La financiarisation n'est pas la seule grille de lecture possible du grand courtage durant cette période déterminante. Les années 90 furent également caractérisées par une évolution capitale : le risk-management. Ce dernier est devenu une composante inévitable du paysage. Désormais, par leurs captives, les assurés ont un accès direct au marché de la réassurance. Ils opèrent des arbitrages entre l'assurance et les marchés alternatifs. Ils font appel à de multiples intervenants pour identifier et financer leurs risques.

Face à cette nouvelle donne, les courtiers ont tenté de réinventer leurs métiers, d'identifier leurs compétences par rapport aux nouvelles exigences de leurs clients. Ils n'ont désormais plus aucun privilège, mais ils peuvent trouver dans l'expérience des trente dernières années une inspiration créative qui en fera des acteurs majeurs de la protection des risques de demain. C'est ce que nous évoquerons dans un prochain article.

1. Rappelons que la régularité de ce rachat avait été contestée, car les partenaires n'avaient que l'usufruit de l'entreprise pour la durée de leur présence et n'en étaient pas propriétaires. Les anciens partenaires à la retraite (certes dorée) et les membres du réseau Unison n'ont pas apprécié...

Alliances, représentations et partenariats : trois approches pour l'international

Trois méthodes sont utilisées par les courtiers français pour opérer à l'international.

1. L'adhésion à un réseau anglo-saxon. Dès les années 60, l'Américain Johnson et Higgins met en place Unison, un réseau international non intégré réunissant des courtiers indépendants leaders sur leur marché. En 1972, le courtier anglo-canadien Reed Stenhouse prend une participation de 20% dans la SGCA, qui sera portée à plus de 49% en 1975, ce qui obligera la SGCA à quitter Unison pour laisser la place à Gras Savoye. En 1972 toujours, Raymond Jutheau fait entrer dans son capital à hauteur de 33% le numéro un mondial de l'époque, Marsh et McLennan Companies (MMC). En 1978, C. E. Heath prend 20% de la Sécurité nouvelle, suivi par Lowndes Lambert (45%). Le Groupe Leblanc et de Nicolay (GLN) a conclu un accord avec Corroon et Black. En 1983, Verspieren noue un partenariat avec Frank B. Hall et accède au marché de Londres via Leslie et Godwin, courtier dont Frank B. Hall est l'actionnaire majoritaire.

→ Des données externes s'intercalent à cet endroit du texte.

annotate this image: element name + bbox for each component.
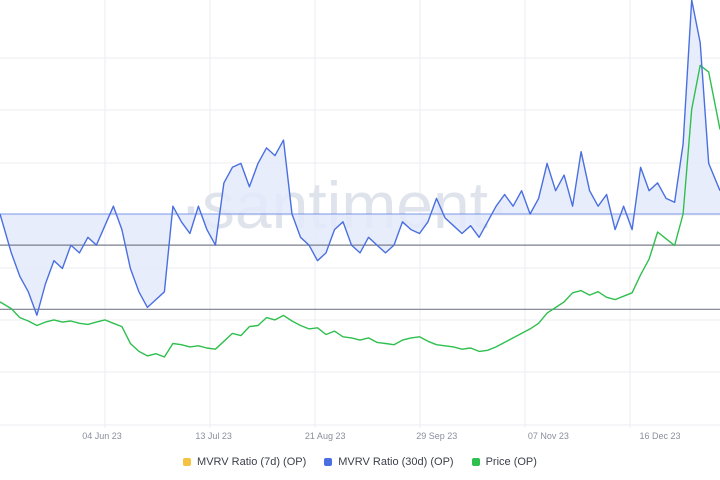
reference-lines <box>0 213 720 310</box>
legend-item-mvrv-30d[interactable]: MVRV Ratio (30d) (OP) <box>324 456 454 468</box>
legend-item-price[interactable]: Price (OP) <box>471 456 537 468</box>
x-tick-label: 07 Nov 23 <box>528 431 569 441</box>
legend: MVRV Ratio (7d) (OP) MVRV Ratio (30d) (O… <box>0 452 720 472</box>
legend-swatch-price <box>471 458 480 466</box>
legend-item-mvrv-7d[interactable]: MVRV Ratio (7d) (OP) <box>183 456 306 468</box>
legend-swatch-mvrv-7d <box>183 458 192 466</box>
legend-swatch-mvrv-30d <box>324 458 333 466</box>
x-tick-label: 13 Jul 23 <box>195 431 232 441</box>
legend-label-mvrv-30d: MVRV Ratio (30d) (OP) <box>338 456 454 468</box>
x-tick-label: 16 Dec 23 <box>639 431 680 441</box>
legend-label-mvrv-7d: MVRV Ratio (7d) (OP) <box>197 456 307 468</box>
series-lines <box>0 0 720 358</box>
price-line <box>0 64 720 358</box>
x-tick-label: 21 Aug 23 <box>305 431 346 441</box>
x-tick-label: 04 Jun 23 <box>82 431 122 441</box>
x-tick-label: 29 Sep 23 <box>416 431 457 441</box>
mvrv-30d-line <box>0 0 720 316</box>
x-axis-ticks: 04 Jun 23 13 Jul 23 21 Aug 23 29 Sep 23 07 N… <box>82 431 680 441</box>
legend-label-price: Price (OP) <box>485 456 537 468</box>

2. L'établissement d'accords commerciaux pays par pays. Siaci représente en France le courtier américain Bayly Martin et Fay. La Sécurité nouvelle a conclu un accord avec Sargent Wobber et Co (États-Unis) et Argenbroker (Argentine). Diot réalise des accords commerciaux avec le cabinet américain Fred S. James, l'Anglais Minet et, pour l'Asie, avec Jardine.

3. L'ouverture de filiales ou de bureaux selon l'importance initiale des clients à servir localement. Gras Savoye dispose de ses propres filiales en Espagne, en Grèce, en Iran, au Liban et au Portugal. GLN affiche dix implantations à l'étranger, Diot sept. Cecar vise l'Espagne et, plus tard, le Brésil. Siaci, seul courtier français à être implanté aux États-Unis, compte des représentations dans une dizaine de pays. Enfin, la plupart des courtiers français détiennent des filiales en Afrique francophone, passé colonial oblige. Le réseau africain le plus important est celui de Faugère et Jutheau, suivi par ceux de Gras Savoye, SGCA, LBN, Sedgwick France, Diot et Siaci.